How SmartNews Utilizes PipelineDB
Hello, I am @tamtam180 at SmartNews as Ads Enginner.
Today let me introduce how SmartNews utilizes PipelineDB, which is an RDB product supporting Continuous Query.
SmartNews adopted PipelineDB mainly because of its significant benefit in combination with Chartio, which is a popular visualizing dashboard tool that SmartNews has deeply exploited.
( About Continuous Query, readers can refer other alternatives such as Norikra, which is popular among other Japanese engineers, or Azure Stream Analytics, while we highly valued the high connectivity to Chartio. )

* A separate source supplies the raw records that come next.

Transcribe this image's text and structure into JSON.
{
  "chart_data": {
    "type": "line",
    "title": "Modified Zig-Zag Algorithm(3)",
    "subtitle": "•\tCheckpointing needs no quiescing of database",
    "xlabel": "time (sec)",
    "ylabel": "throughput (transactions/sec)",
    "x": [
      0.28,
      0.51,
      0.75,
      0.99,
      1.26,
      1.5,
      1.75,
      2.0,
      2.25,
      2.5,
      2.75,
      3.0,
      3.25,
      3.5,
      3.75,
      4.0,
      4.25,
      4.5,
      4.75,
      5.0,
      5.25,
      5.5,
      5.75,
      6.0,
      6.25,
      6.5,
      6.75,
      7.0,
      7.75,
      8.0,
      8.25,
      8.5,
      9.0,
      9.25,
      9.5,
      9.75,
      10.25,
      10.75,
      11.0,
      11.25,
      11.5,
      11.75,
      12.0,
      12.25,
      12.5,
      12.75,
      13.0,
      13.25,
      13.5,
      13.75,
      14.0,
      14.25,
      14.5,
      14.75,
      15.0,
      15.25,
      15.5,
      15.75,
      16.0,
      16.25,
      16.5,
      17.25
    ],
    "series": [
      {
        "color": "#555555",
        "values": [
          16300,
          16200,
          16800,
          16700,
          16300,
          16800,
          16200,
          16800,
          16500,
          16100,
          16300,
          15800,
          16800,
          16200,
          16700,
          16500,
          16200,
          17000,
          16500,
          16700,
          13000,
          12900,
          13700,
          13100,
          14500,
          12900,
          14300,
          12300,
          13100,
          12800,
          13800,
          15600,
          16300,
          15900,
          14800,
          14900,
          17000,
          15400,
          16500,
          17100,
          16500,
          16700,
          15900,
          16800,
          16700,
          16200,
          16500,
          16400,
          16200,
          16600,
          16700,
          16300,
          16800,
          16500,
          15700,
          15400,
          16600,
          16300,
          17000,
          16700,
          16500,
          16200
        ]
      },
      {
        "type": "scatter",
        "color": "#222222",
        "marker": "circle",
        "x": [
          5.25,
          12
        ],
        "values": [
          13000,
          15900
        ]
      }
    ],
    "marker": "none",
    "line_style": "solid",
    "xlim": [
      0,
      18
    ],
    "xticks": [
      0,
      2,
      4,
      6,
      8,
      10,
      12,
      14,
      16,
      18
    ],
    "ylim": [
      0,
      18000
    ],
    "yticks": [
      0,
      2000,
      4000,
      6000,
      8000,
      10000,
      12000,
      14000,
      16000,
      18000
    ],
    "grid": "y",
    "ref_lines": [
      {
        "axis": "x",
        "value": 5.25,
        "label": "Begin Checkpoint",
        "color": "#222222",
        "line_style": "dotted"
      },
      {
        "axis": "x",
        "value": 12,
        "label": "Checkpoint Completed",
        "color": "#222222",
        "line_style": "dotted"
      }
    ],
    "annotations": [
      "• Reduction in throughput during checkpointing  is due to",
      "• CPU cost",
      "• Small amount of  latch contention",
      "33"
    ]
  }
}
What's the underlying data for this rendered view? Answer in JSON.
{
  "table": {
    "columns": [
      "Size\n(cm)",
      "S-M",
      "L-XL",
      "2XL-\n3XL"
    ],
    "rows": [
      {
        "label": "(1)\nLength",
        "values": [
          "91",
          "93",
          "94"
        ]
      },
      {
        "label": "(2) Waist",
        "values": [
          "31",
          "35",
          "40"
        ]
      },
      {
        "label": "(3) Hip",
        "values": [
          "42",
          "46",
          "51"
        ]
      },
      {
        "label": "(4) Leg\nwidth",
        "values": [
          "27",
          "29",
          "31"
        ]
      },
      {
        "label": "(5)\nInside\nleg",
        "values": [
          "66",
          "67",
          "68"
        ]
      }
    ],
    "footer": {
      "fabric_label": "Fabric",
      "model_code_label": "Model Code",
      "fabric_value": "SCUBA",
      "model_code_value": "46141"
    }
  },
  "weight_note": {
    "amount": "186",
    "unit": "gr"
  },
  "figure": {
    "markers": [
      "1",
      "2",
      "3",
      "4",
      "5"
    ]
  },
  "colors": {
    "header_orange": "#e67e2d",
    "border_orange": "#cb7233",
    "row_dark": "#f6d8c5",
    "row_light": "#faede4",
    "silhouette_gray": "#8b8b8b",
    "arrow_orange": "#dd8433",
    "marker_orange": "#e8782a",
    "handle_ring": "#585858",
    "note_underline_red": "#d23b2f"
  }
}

- Applicability of an existing driver: PipelineDB is based on PostgreSQL and hence usage of PostgreSQL drivers eases our development.
- Computational efficiency of distinct counting command, thanks to HyperLogLog (HLL) and its merging functionalities.
- Merging multiple HLL enables efficient aggregation among different time scales, e.g., 1-hour statistics is efficiently computed as the aggregation of multiple 10-minute statistics.
- The HyperLogLog’s intrinsic error, which stems from its probabilistic approximation nature, has been never problematic in our practice.
- We are satisfied with the significant performance improvement in version 0.8.0, compared to the initial version 0.7.7.
- Various flash report of advertising (It cannot be in batch processing)
- For example: Time series metrics per advertiser, campaign, device, media, etc..
- Anomaly detection
System configuration: an efficient combination of PipelineDB, Kinesis, and Chartio.
One key idea to simplify all of the required post processing as merely Continuous View: storing parts of logs into Kinesis.
- One JSON Object for each record
- Bulk insert of these records into PipelineDB
- Storing the running status of each of the Kinesis Shared into LevelDB
- One-column JSONB field in PipelineDB
CREATE STREAM imp_stream ( item JSONB );
Examples of using Continuous View
CREATE CONTINUOUS VIEW imp_count AS SELECT COUNT(*) as cnt, MAX( (item->>'timestamp')::bigint ) as last_timestamp FROM imp_stream WHERE hour(arrival_timestamp) > clock_timestamp() - interval '30 days';
The following SQL example provides a good understanding about the benefit of hourly GROUP BY syntacs. Here we retrieve the smoothed amount of ad supply.
CREATE CONTINUOUS VIEW plus_imp_ymdh AS SELECT (item->>'campaignId')::bigint as campaignId, (item->>'channelId')::bigint as channelId, to_char(to_timestamp((item->>'timestamp')::bigint + 3600*9), 'YYYY-MM-DD') as ymd_jst, date_part('hour', to_timestamp((item->>'timestamp')::bigint + 3600*9)) as h_jst, COUNT(*) as cnt FROM imp_stream WHERE hour(arrival_timestamp) > clock_timestamp() - interval '10 days' AND (item->>'productCode')::text = 'xxx' GROUP BY campaignId, channelId, ymd_jst, h_jst;
Let us provide another SQL example as a usage of distinct count. The application is also in ad domain, where we compute the statistics of the assignment in A/B test.
CREATE CONTINUOUS VIEW abt_allocation AS SELECT to_char(to_timestamp((item->>'timestamp')::bigint + 3600*9), 'YYYY-MM-DD') as ymd_jst, (item->>'abtExpLabel')::text as abt_exp_label, (item->>'abtGrpLabel')::text as abt_grp_label, count(distinct (item->>'uuid')::text) as ucnt FROM ads_stream WHERE hour(arrival_timestamp) > clock_timestamp() - interval '3 days' GROUP BY ymd_jst, abt_exp_label, abt_grp_label ;
If you do not need the detail histogram, we recommend to use the
arrival_timestamp. By doing so,
****_mrel0(the actual data is stored) becomes compact.
Here the underlying dataset is artificial, due to confidentiality considerations.
We introduced how SmartNews uses PipelineDB and the rationale behind our adoption. We particularly noticed the time-series nature of our data, where both business and engineering decision making must be done based on the freshest information.
The primal discipline in such rational decision making is to check the newest indicators, which has been enabled through the high connectivity with dashboards including Chartio, and support of HyperLogLog functionality.
The second discipline, of which we now consider the introduction, is anomaly detection for improving service level.
Here PipelineDB’s high capacity to store lengthy time-series will greatly ease the application of advanced anomaly detection algorithms, without significant overhead in data processing.